Seite 3: Welche Vorteile E-Payment bietet
E-Payment-Verfahren
Neben den "klassischen" Zahlungsverfahren Vorkasse, Rechnung, Nachnahme, Lastschrift und Kreditkarte, die zum Teil für den Einsatz im elektronischen Handel angepasst wurden, sind speziell für den E-Commerce neue Zahlungsverfahren entwickelt worden.

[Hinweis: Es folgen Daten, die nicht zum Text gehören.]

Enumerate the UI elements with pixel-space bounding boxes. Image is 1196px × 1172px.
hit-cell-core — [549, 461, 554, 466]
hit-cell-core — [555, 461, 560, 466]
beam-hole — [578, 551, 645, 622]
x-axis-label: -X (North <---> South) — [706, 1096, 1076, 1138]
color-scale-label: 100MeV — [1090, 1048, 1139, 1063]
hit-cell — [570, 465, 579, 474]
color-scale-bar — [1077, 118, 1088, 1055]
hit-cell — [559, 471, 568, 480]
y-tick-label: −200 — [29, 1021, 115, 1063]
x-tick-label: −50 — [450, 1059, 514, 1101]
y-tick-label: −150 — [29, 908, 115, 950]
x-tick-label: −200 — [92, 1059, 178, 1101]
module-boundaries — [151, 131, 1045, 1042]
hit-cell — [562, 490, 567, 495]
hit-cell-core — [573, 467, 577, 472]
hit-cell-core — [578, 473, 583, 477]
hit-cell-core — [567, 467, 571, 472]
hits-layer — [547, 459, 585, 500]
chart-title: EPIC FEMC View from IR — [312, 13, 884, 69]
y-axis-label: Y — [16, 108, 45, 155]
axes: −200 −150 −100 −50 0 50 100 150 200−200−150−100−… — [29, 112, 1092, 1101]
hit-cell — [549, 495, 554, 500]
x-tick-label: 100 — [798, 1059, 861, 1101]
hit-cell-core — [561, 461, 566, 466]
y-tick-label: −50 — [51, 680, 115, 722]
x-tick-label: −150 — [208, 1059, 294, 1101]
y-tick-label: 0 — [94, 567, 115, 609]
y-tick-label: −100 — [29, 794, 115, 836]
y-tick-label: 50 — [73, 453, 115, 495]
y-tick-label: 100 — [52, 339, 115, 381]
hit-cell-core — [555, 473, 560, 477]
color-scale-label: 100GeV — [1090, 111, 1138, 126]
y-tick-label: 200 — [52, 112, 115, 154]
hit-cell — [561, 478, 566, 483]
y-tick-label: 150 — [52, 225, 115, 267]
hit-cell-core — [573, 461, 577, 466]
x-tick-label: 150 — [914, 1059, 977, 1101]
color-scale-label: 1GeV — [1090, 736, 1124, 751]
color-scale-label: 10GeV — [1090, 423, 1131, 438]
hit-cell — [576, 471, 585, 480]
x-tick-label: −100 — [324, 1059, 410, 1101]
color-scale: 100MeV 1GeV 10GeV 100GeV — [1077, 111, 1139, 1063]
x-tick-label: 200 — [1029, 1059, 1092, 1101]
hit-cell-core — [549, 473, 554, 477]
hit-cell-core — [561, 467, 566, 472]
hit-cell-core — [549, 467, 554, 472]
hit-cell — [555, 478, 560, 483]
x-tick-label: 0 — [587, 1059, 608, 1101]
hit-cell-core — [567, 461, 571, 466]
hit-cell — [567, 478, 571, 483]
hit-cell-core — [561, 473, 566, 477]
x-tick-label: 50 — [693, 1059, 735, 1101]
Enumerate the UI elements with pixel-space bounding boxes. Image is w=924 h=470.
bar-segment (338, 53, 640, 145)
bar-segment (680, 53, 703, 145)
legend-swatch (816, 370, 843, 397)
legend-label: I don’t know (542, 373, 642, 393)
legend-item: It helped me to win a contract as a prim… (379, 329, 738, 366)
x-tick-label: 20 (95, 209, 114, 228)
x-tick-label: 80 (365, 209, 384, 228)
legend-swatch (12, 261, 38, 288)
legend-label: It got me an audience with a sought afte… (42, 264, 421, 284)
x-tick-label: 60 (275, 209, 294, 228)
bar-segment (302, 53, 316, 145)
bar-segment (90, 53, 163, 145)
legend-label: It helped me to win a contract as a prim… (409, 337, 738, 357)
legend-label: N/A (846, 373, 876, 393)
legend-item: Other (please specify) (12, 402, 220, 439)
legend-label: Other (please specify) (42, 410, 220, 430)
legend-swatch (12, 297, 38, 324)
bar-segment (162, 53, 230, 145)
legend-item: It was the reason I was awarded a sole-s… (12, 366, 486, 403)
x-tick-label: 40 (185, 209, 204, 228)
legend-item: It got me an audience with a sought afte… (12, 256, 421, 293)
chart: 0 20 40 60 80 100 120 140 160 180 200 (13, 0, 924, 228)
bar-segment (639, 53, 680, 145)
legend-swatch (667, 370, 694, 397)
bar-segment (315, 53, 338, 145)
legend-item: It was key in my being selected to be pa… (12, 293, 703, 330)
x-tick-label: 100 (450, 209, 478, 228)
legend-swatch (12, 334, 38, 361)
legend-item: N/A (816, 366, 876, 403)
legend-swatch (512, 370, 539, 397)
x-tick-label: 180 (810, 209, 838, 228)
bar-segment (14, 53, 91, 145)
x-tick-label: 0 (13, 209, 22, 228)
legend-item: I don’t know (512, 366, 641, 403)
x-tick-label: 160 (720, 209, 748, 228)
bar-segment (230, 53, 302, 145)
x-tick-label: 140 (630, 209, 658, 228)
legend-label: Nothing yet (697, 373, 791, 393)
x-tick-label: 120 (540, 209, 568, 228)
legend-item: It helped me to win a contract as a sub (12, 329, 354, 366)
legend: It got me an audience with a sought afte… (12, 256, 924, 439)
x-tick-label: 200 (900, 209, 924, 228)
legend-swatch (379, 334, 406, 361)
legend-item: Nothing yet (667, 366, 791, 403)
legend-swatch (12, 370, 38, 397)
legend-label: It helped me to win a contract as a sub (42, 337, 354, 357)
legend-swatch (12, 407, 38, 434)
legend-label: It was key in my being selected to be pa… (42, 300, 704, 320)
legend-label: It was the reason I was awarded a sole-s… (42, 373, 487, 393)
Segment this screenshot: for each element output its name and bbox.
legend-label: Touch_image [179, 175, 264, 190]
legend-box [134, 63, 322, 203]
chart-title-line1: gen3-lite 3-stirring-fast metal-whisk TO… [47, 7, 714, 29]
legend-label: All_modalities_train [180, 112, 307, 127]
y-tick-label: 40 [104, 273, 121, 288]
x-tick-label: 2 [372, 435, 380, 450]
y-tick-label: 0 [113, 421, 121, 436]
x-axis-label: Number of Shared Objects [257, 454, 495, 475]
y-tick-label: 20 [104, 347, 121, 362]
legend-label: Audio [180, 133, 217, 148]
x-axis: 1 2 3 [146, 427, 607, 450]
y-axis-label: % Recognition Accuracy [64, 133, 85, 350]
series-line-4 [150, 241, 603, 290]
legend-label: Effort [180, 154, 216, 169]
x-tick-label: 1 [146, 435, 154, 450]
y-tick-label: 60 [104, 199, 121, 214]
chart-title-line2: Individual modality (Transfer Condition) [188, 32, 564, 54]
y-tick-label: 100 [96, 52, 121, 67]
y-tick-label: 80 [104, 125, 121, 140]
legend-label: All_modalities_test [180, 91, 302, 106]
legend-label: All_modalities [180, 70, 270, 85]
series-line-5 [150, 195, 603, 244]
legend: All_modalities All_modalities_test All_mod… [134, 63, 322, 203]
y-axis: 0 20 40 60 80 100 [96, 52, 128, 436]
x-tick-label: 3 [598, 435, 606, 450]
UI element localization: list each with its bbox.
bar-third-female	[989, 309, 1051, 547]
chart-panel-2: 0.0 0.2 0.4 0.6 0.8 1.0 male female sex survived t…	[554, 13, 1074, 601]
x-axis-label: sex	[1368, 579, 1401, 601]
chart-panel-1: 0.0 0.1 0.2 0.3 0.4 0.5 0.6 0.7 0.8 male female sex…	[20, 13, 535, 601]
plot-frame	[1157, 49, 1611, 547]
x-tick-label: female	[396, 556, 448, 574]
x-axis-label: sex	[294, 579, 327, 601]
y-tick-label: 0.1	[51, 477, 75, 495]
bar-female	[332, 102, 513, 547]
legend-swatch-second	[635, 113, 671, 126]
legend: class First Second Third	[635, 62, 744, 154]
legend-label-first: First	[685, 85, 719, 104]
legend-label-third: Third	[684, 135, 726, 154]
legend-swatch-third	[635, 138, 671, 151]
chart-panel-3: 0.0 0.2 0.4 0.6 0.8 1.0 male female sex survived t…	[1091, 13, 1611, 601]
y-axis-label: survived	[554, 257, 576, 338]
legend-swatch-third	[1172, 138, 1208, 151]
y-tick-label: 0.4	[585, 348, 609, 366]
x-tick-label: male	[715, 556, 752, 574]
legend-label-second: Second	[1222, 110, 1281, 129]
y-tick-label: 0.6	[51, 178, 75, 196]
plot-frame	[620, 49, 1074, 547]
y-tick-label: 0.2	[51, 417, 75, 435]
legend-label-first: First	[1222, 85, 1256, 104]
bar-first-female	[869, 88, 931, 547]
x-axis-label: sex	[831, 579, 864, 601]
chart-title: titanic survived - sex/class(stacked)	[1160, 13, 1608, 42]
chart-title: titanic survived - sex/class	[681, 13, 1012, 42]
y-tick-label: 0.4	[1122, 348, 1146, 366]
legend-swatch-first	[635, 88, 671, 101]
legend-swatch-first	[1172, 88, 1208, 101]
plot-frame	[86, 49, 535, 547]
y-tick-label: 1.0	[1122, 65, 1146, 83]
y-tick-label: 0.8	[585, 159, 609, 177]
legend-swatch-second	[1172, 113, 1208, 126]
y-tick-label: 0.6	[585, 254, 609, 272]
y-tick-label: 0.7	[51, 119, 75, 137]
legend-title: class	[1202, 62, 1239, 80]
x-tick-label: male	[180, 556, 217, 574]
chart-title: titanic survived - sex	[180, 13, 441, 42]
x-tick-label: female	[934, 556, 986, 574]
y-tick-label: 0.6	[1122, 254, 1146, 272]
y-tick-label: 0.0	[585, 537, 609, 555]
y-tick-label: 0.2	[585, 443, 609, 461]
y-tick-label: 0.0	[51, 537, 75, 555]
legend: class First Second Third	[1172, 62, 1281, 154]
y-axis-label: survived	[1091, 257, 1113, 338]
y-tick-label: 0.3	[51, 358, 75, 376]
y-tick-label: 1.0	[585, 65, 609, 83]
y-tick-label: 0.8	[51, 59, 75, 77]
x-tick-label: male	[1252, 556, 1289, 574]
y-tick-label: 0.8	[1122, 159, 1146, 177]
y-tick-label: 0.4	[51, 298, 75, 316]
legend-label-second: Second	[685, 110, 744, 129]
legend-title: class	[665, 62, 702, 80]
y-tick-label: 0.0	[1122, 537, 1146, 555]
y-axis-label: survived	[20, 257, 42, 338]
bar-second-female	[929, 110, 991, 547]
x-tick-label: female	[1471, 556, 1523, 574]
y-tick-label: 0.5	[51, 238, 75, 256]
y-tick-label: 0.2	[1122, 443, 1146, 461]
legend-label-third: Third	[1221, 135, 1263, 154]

Vorteilhaft bei E-Payment-Verfahren ist, dass diese auf die Abwicklung von Zahlungen im elektronischen Handel abgestimmt sind und je nach Anbieter gegebenenfalls auch eine Zahlungsgarantie für den Händler aussprechen. Nachteilig ist hingegen bei einigen Verfahren, dass diese bisher keine allgemeine Verbreitung/Akzeptanz bei den Kunden erlangt haben, was zu Kaufabbrüchen führen kann, wenn ausschließlich solche Verfahren angeboten werden.
Giropay
Giropay ist ein Zahlungsverfahren, das von der deutschen Kreditwirtschaft entwickelt wurde und von einer Vielzahl von Online-Banking-Kunden genutzt werden kann. Wenn der Kunde nach Abschluss der Bestellung in einem Online-Shop dieses Zahlungsverfahren wählt, wird er zum Online-Banking seiner Bank umgeleitet. Der Kunde loggt sich dort mithilfe seines Benutzernamens und seiner PIN in den geschützten Bereich ein.
Anschließend wird ihm ein bereits mit den Zahlungsdaten und dem Verwendungszweck vorausgefüllter Überweisungsauftrag bereit gestellt, der z. B. noch mit einer TAN zu bestätigen ist. Das Kreditinstitut übermittelt daraufhin eine Auftragsbestätigung an den Händler und leitet den Kunden zurück in den WebShop. Der Händler kann daraufhin sofort die Ware versenden, da ihm giropay die Zahlung im Standardfall garantiert.
Sofortüberweisung
Die Sofortüberweisung als weiteres Direktüberweisungsverfahren arbeitet ähnlich, jedoch verläuft hier die Kommunikation des Kunden ausschließlich mit Sofortüberweisung und dem Händler. Dem Kunden wird hierbei nicht direkt im Unterschied zu giropay – die OnlineBanking-Website seiner Bank angezeigt.
Zu bedenken ist, dass auch giropay und sofortüberweisung aus Sicht des Kunden eine Bezahlung vor Lieferung und somit ein Vorkasseverfahren darstellen. Beim Angebot einer Zahlung per Vorkasse ist insbesondere zu beachten, dass das durch Kunden entgegengebrachte Vertrauen ein wesentlicher Einflussfaktor für deren Akzeptanz ist. Dabei ist häufig auch zu erkennen, dass großen, bekannten Unternehmen tendenziell eher vertraut wird als kleinen, unbekannten Anbietern.
Festzuhalten ist, dass jedes E-Payment-Verfahren grundsätzlich mit individuellen Merkmalen (z. B. genauer Zahlungsablauf, Übernahme von Zahlungsrisiken, Kosten) ausgestattet ist, die bei einem Einsatz im eigenen Web-Shop genau abgewogen werden sollten.